Encrypted But Searchable Online Storage?
An anonymous reader asks "Is there a solution for online storage of encrypted data providing encrypted search and similar functions over the encrypted data? Is there an API/software/solution or even some online storage company providing this? I don't like Google understanding all my unencrypted data, but I like that Google can search them when they are unencrypted. So I would like to have both: the online storage provider does not understand my data, but he can still help me with searching in them, and doing other useful stuff. I mean: I send to the remote server encrypted data and later an encrypted query (the server cannot decipher them), and the server sends me back a chunk of my encrypted data stored there — the result of my encrypted query. Or I ask for the directory structure of my encrypted data (somehow stored in my data too — like in a tar archive), and the server sends it back, without knowing that this encrypted chunk is the directory structure. I googled for this and found some papers, however no software and no online service providing this yet." Can anyone point to an available implementation?
It's not possible to do this even in theory, unless you're relying on very weak encryption. The point of encryption is that you can't infer anything about the contents. If Google was able to infer enough to give you meaningful search results (if for example each word was encrypted by itself, and you searched for the encrypted version of the word), they would therefore necessarily be able to know enough to perform a frequency analysis attack on your data and compromise it in no time flat unless it was a very small amount of data (thus meaning search isn't really of value anyway).
You'll find a similar problem plagues any attempt at searching. Searching requires a certain knowledge or meta knowledge of the material being searched; and that knowledge necessarily dramatically weakens your encryption.
Slay a dragon... over lunch!
For the n00bs, the above post is in ROT13. Here is a link for a converter.

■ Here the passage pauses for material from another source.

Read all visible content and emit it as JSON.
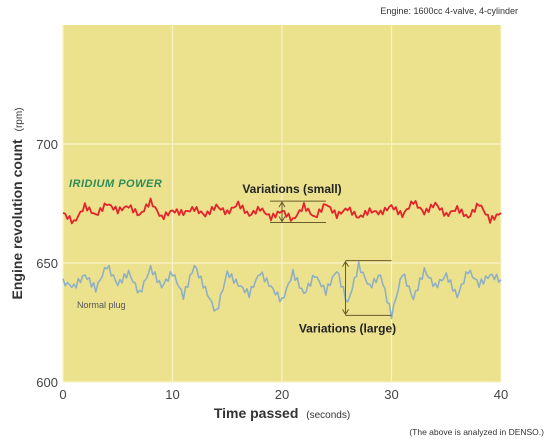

Search works by tokenizing a document, and creating an inverse index from tokens to documents. The tokens does not need to mean anything to the search engine. If you generate the tokens on the client, and don't transmit the dictionary that maps from word to token id, you can have "encrypted search".
The problem with doing that directly is that if you want to do proximity based search you need information on the token order, and they could do frequency analysis to come up with plain text guesses if they guess the language right. You can counteract that by mapping the same word to multiple tokens to even out the frequency of each token id, but it means you would need to search for multiple tokens to find all occurrences of a word.
If you don't are about word proximity it's much safer, as the index would only contain each token once per document at most.